Since April 2019, the Calgary Police Service has deployed 1,150 Axon Body 2 cameras. It is the only police force in the country that has equipped all of its front-line officers with the tool.
In a move to address allegations of racism and brutality in policing, Prime Minister Justin Trudeau said last June that he wants the RCMP to use body-worn cameras.
Trudeau also pledged to push Canada’s premiers to outfit provincial and municipal police forces with the technology many U.S. law enforcement agencies have already implemented.
B.C. established standards for the use of body-worn cameras in 2019 but the systems designed to record and retain video have not been widely adopted.
“There’s a lot we don’t know about these cameras,” SFU Criminology Assistant Professor Dr.
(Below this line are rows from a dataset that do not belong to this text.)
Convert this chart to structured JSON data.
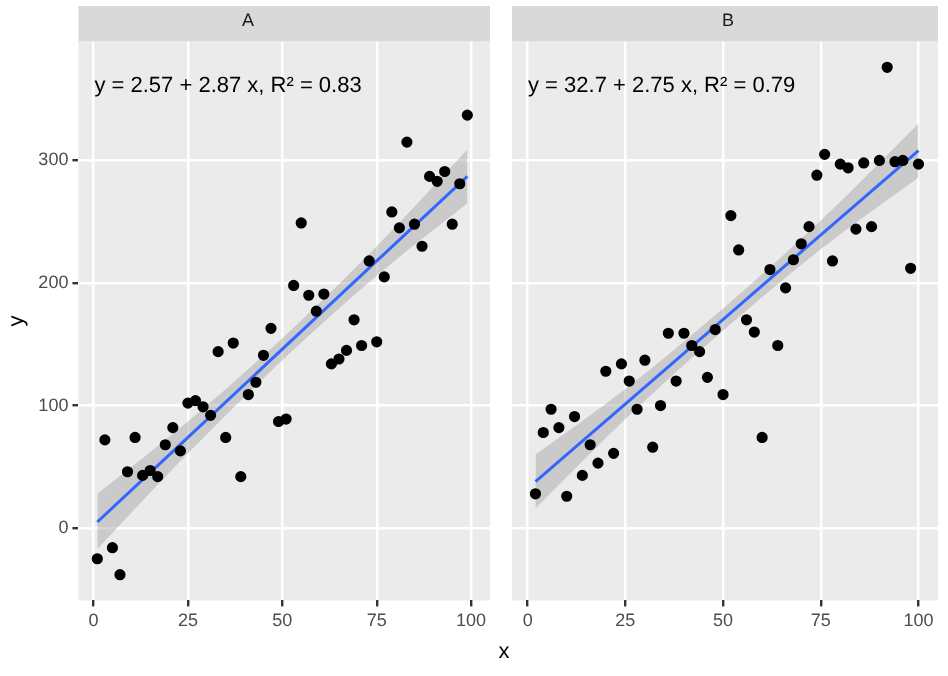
{
  "chart_data": [
    {
      "type": "scatter",
      "title": "A",
      "xlabel": "x",
      "ylabel": "y",
      "annotations": [
        "y = 2.57 + 2.87 x, R² = 0.83"
      ],
      "grid": true,
      "x": [
        1,
        3,
        5,
        7,
        9,
        11,
        13,
        15,
        17,
        19,
        21,
        23,
        25,
        27,
        29,
        31,
        33,
        35,
        37,
        39,
        41,
        43,
        45,
        47,
        49,
        51,
        53,
        55,
        57,
        59,
        61,
        63,
        65,
        67,
        69,
        71,
        73,
        75,
        77,
        79,
        81,
        83,
        85,
        87,
        89,
        91,
        93,
        95,
        97,
        99
      ],
      "series": [
        {
          "color": "#000000",
          "marker": "circle",
          "values": [
            -25,
            72,
            -16,
            -38,
            46,
            74,
            43,
            47,
            42,
            68,
            82,
            63,
            102,
            104,
            99,
            92,
            144,
            74,
            151,
            42,
            109,
            119,
            141,
            163,
            87,
            89,
            198,
            249,
            190,
            177,
            191,
            134,
            138,
            145,
            170,
            149,
            218,
            152,
            205,
            258,
            245,
            315,
            248,
            230,
            287,
            283,
            291,
            248,
            281,
            337
          ]
        },
        {
          "type": "line",
          "marker": "none",
          "color": "#3366ff",
          "x": [
            1,
            25,
            50,
            75,
            99
          ],
          "values": [
            5,
            74,
            146,
            218,
            287
          ],
          "lower": [
            -17,
            61,
            137,
            206,
            265
          ],
          "upper": [
            28,
            87,
            155,
            230,
            309
          ]
        }
      ],
      "xlim": [
        -4,
        105
      ],
      "ylim": [
        -59,
        397
      ],
      "xticks": [
        0,
        25,
        50,
        75,
        100
      ],
      "yticks": [
        0,
        100,
        200,
        300
      ]
    },
    {
      "type": "scatter",
      "title": "B",
      "annotations": [
        "y = 32.7 + 2.75 x, R² = 0.79"
      ],
      "grid": true,
      "tick_labels": "x",
      "x": [
        2,
        4,
        6,
        8,
        10,
        12,
        14,
        16,
        18,
        20,
        22,
        24,
        26,
        28,
        30,
        32,
        34,
        36,
        38,
        40,
        42,
        44,
        46,
        48,
        50,
        52,
        54,
        56,
        58,
        60,
        62,
        64,
        66,
        68,
        70,
        72,
        74,
        76,
        78,
        80,
        82,
        84,
        86,
        88,
        90,
        92,
        94,
        96,
        98,
        100
      ],
      "series": [
        {
          "color": "#000000",
          "marker": "circle",
          "values": [
            28,
            78,
            97,
            82,
            26,
            91,
            43,
            68,
            53,
            128,
            61,
            134,
            120,
            97,
            137,
            66,
            100,
            159,
            120,
            159,
            149,
            144,
            123,
            162,
            109,
            255,
            227,
            170,
            160,
            74,
            211,
            149,
            196,
            219,
            232,
            246,
            288,
            305,
            218,
            297,
            294,
            244,
            298,
            246,
            300,
            376,
            299,
            300,
            212,
            297
          ]
        },
        {
          "type": "line",
          "marker": "none",
          "color": "#3366ff",
          "x": [
            2,
            26,
            51,
            76,
            100
          ],
          "values": [
            38,
            104,
            173,
            242,
            308
          ],
          "lower": [
            16,
            92,
            164,
            230,
            286
          ],
          "upper": [
            60,
            116,
            182,
            254,
            330
          ]
        }
      ],
      "xlim": [
        -4,
        105
      ],
      "ylim": [
        -59,
        397
      ],
      "xticks": [
        0,
        25,
        50,
        75,
        100
      ],
      "yticks": [
        0,
        100,
        200,
        300
      ]
    }
  ]
}
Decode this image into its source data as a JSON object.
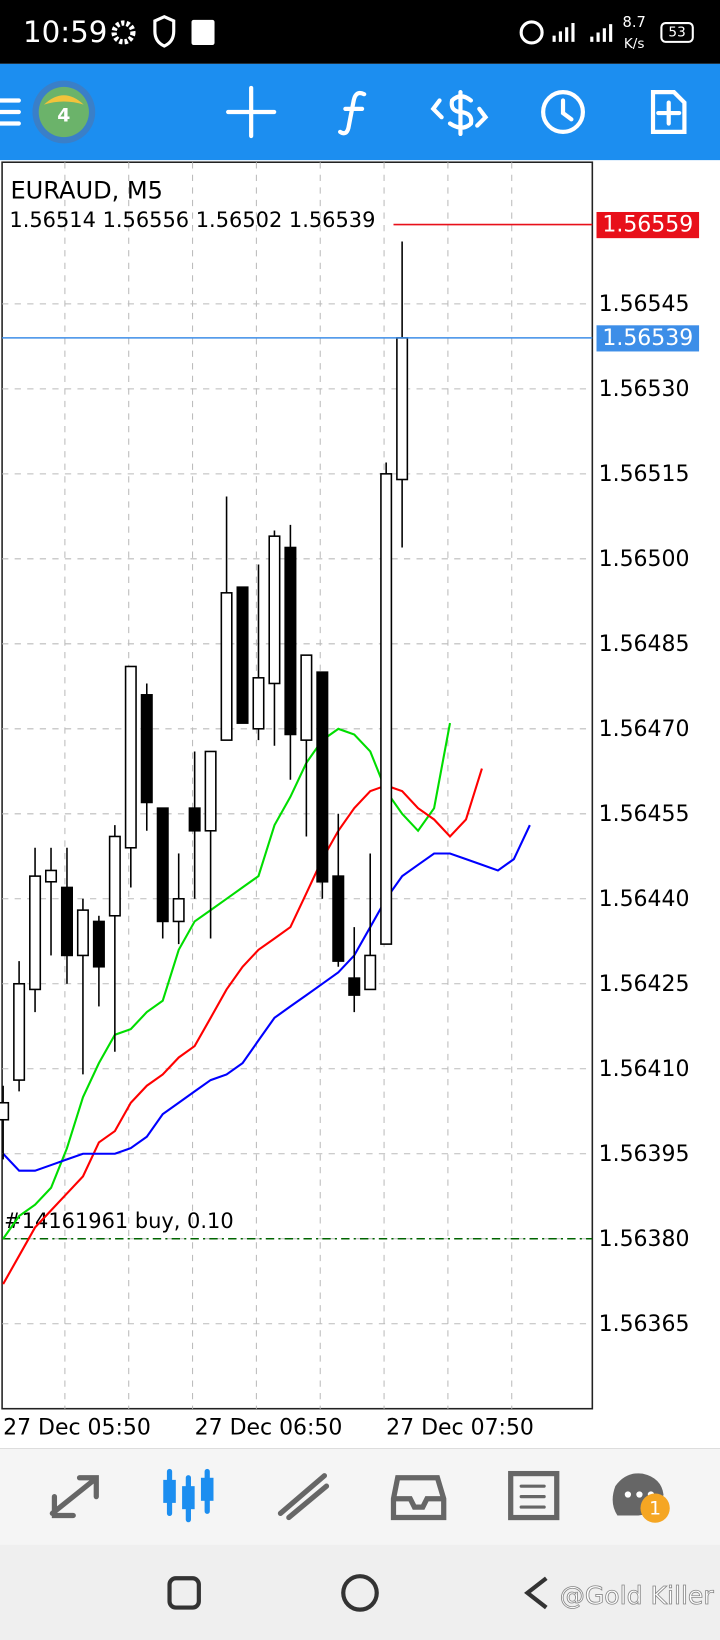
{
  "status_bar": {
    "time": "10:59",
    "speed": "8.7",
    "speed_unit": "K/s",
    "battery": "53"
  },
  "chart_data": {
    "type": "candlestick",
    "title": "EURAUD, M5",
    "ohlc": "1.56514 1.56556 1.56502 1.56539",
    "categories": [
      "27 Dec 05:50",
      null,
      null,
      null,
      null,
      null,
      null,
      null,
      null,
      null,
      null,
      null,
      "27 Dec 06:50",
      null,
      null,
      null,
      null,
      null,
      null,
      null,
      null,
      null,
      null,
      null,
      "27 Dec 07:50",
      null,
      null,
      null,
      null,
      null,
      null,
      null,
      null,
      null
    ],
    "open": [
      1.56401,
      1.56408,
      1.56424,
      1.56443,
      1.56442,
      1.5643,
      1.56436,
      1.56437,
      1.56449,
      1.56476,
      1.56456,
      1.56436,
      1.56456,
      1.56452,
      1.56468,
      1.56495,
      1.5647,
      1.56478,
      1.56502,
      1.56468,
      1.5648,
      1.56444,
      1.56426,
      1.56424,
      1.56432,
      1.56514,
      null,
      null,
      null,
      null,
      null,
      null,
      null,
      null
    ],
    "high": [
      1.56407,
      1.56429,
      1.56449,
      1.56449,
      1.56449,
      1.5644,
      1.56437,
      1.56453,
      1.56481,
      1.56478,
      1.56456,
      1.56448,
      1.56466,
      1.56466,
      1.56511,
      1.56495,
      1.56499,
      1.56505,
      1.56506,
      1.56483,
      1.5648,
      1.56455,
      1.56435,
      1.56448,
      1.56517,
      1.56556,
      null,
      null,
      null,
      null,
      null,
      null,
      null,
      null
    ],
    "low": [
      1.56394,
      1.56406,
      1.5642,
      1.5643,
      1.56425,
      1.56409,
      1.56421,
      1.56413,
      1.56442,
      1.56452,
      1.56433,
      1.56432,
      1.5644,
      1.56433,
      1.56468,
      1.56471,
      1.56468,
      1.56467,
      1.56461,
      1.56451,
      1.5644,
      1.56428,
      1.5642,
      1.56424,
      1.56432,
      1.56502,
      null,
      null,
      null,
      null,
      null,
      null,
      null,
      null
    ],
    "close": [
      1.56404,
      1.56425,
      1.56444,
      1.56445,
      1.5643,
      1.56438,
      1.56428,
      1.56451,
      1.56481,
      1.56457,
      1.56436,
      1.5644,
      1.56452,
      1.56466,
      1.56494,
      1.56471,
      1.56479,
      1.56504,
      1.56469,
      1.56483,
      1.56443,
      1.56429,
      1.56423,
      1.5643,
      1.56515,
      1.56539,
      null,
      null,
      null,
      null,
      null,
      null,
      null,
      null
    ],
    "up_color": "#ffffff",
    "down_color": "#000000",
    "lines": [
      {
        "color": "#00dd00",
        "values": [
          1.5638,
          1.56384,
          1.56386,
          1.56389,
          1.56396,
          1.56405,
          1.56411,
          1.56416,
          1.56417,
          1.5642,
          1.56422,
          1.56431,
          1.56436,
          1.56438,
          1.5644,
          1.56442,
          1.56444,
          1.56453,
          1.56458,
          1.56464,
          1.56468,
          1.5647,
          1.56469,
          1.56466,
          1.56459,
          1.56455,
          1.56452,
          1.56456,
          1.56471,
          null,
          null,
          null,
          null,
          null
        ]
      },
      {
        "color": "#ff0000",
        "values": [
          1.56372,
          1.56377,
          1.56382,
          1.56385,
          1.56388,
          1.56391,
          1.56397,
          1.56399,
          1.56404,
          1.56407,
          1.56409,
          1.56412,
          1.56414,
          1.56419,
          1.56424,
          1.56428,
          1.56431,
          1.56433,
          1.56435,
          1.56441,
          1.56447,
          1.56452,
          1.56456,
          1.56459,
          1.5646,
          1.56459,
          1.56456,
          1.56454,
          1.56451,
          1.56454,
          1.56463,
          null,
          null,
          null
        ]
      },
      {
        "color": "#0000ff",
        "values": [
          1.56395,
          1.56392,
          1.56392,
          1.56393,
          1.56394,
          1.56395,
          1.56395,
          1.56395,
          1.56396,
          1.56398,
          1.56402,
          1.56404,
          1.56406,
          1.56408,
          1.56409,
          1.56411,
          1.56415,
          1.56419,
          1.56421,
          1.56423,
          1.56425,
          1.56427,
          1.5643,
          1.56435,
          1.5644,
          1.56444,
          1.56446,
          1.56448,
          1.56448,
          1.56447,
          1.56446,
          1.56445,
          1.56447,
          1.56453
        ]
      }
    ],
    "bid": 1.56539,
    "bid_color": "#3d8ee8",
    "ask": 1.56559,
    "ask_color": "#e8101a",
    "order": {
      "label": "#14161961 buy, 0.10",
      "price": 1.5638,
      "color": "#006400"
    },
    "ylim": [
      1.5635,
      1.5657
    ],
    "yticks": [
      1.56365,
      {
        "value": 1.5638,
        "label": "1.56380"
      },
      1.56395,
      {
        "value": 1.5641,
        "label": "1.56410"
      },
      1.56425,
      {
        "value": 1.5644,
        "label": "1.56440"
      },
      1.56455,
      {
        "value": 1.5647,
        "label": "1.56470"
      },
      1.56485,
      {
        "value": 1.565,
        "label": "1.56500"
      },
      1.56515,
      {
        "value": 1.5653,
        "label": "1.56530"
      },
      1.56545
    ],
    "grid": true
  },
  "badge": "1",
  "watermark": "@Gold Killer"
}
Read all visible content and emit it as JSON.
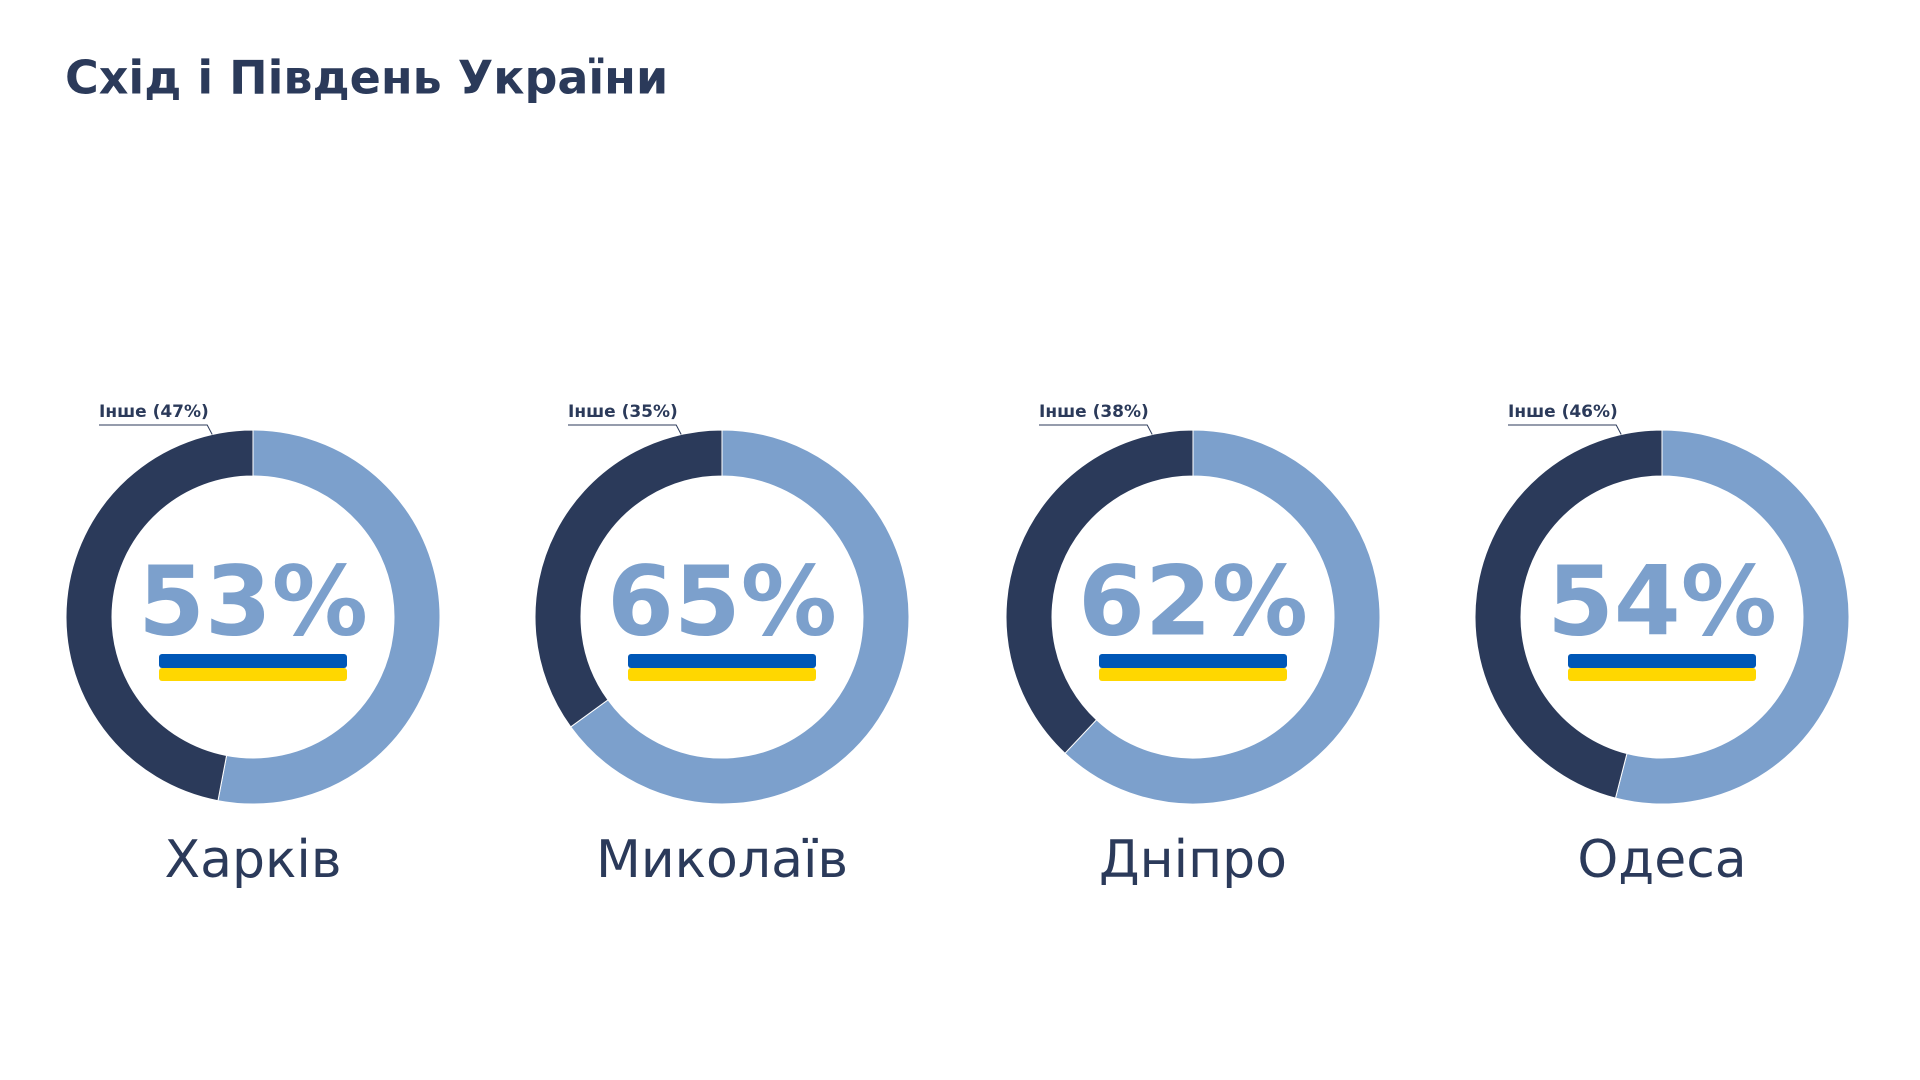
{
  "title": "Схід і Південь України",
  "chart_data": [
    {
      "type": "pie",
      "title": "Харків",
      "values": [
        53,
        47
      ],
      "value_labels": [
        "53%",
        "Інше (47%)"
      ],
      "colors": [
        "#7ca0cc",
        "#2b3a5a"
      ]
    },
    {
      "type": "pie",
      "title": "Миколаїв",
      "values": [
        65,
        35
      ],
      "value_labels": [
        "65%",
        "Інше (35%)"
      ],
      "colors": [
        "#7ca0cc",
        "#2b3a5a"
      ]
    },
    {
      "type": "pie",
      "title": "Дніпро",
      "values": [
        62,
        38
      ],
      "value_labels": [
        "62%",
        "Інше (38%)"
      ],
      "colors": [
        "#7ca0cc",
        "#2b3a5a"
      ]
    },
    {
      "type": "pie",
      "title": "Одеса",
      "values": [
        54,
        46
      ],
      "value_labels": [
        "54%",
        "Інше (46%)"
      ],
      "colors": [
        "#7ca0cc",
        "#2b3a5a"
      ]
    }
  ]
}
Rylan Simpson told Global News.
Simpson said the research is limited because body-worn cameras haven’t really been tested outside of policing, but he believes the “expensive technology” could be applied to bylaw enforcement in some capacity.
“Both entities have some authority, both can impose consequences upon people and of course, those consequences can be contested,” said Simpson.
“There’s certainly a possibility that it could help to alleviate unfounded or otherwise exaggerated claims on again, either side.”
The City of Burnaby intends to award a body-worn camera contract for a two-year term, with options to extend it to five years.
According to the RFP, cameras are expected to be deployed to all officers in early 2021.
“I can guarantee you they will have that piece of equipment in place, worn by their bylaw officers before we even have any police agency in B.C. seriously considering it,” Heed said.